The view from my hotel room
The transition from one country to another creates a doorway that closes when one arrives in a new destination, thus Singapore already feels more than a couple of days away. Travelling on the MTR - Hong Kong's underground system - with its open carriages down which one has a tunnel-like view that rises and falls and sways from side to side with the curves and dips and rises of the track like the slowly twitching tail of a gargantuan chrome lizard, similar journeys by the Singapore version - its MRT - feel to have occurred in some very "other" place.

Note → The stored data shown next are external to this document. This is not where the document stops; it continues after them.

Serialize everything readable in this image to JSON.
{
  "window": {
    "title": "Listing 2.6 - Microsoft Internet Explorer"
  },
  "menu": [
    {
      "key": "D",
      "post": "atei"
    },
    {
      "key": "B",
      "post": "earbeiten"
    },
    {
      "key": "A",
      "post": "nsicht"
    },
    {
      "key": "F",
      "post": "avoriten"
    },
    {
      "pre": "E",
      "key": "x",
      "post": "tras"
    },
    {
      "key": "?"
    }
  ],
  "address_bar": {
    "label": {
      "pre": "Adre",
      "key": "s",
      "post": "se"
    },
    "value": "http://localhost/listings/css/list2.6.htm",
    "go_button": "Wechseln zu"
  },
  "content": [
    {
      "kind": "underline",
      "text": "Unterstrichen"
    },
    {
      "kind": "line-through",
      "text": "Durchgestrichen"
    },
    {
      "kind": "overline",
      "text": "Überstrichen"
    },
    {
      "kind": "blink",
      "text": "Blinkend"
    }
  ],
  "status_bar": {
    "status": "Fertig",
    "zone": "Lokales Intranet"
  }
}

I like Singapore and it was a very useful trip. I visited a number of friends and clients in their homes, there finding great hospitality and many good wines. One evening was watered with a rain of delicious white burgundy - the 2006 Chassagne-Montrachet from Philippe Colin - and cellar-aged Louis Roederer Brut Premier (the bottles stored for 7 years and absolutely delicious). On another occasion at one of those splendid old black-and-white houses, I hosted a relaxed tasting, showing Old and New World versions of Riesling, Chardonnay, Pinot Noir and Shiraz/Syrah, at least one of the bottles showing that Singapore stigmata, having been cooked at some stage during its lifetime.
Other days included a further excellent lunch at Mag's Kitchen and an evening meal of that fine East Coast chilli crab, followed by a pudding of Eton mess and 2002 Doisy-Vedrines in my hosts' appartment, the wine medium-sweet with a burnt edge and very satisfying. My last night I enjoyed some of the finest Indian food I've ever had in Singapore - very cheap, very delicious - somewhere up the Bukit Timah Road.
Hong Kong has been showing itself off. The air has been wonderfully clear, the views long and the sun bouncing around the harbour like a pinball. I am, of course, eating extremely well and drinking wines that have, thus far, majored on the vineyards of Italy.
Sleeping patterns still not normalised. Enjoying Stieg Larsson. If you haven't read them, do.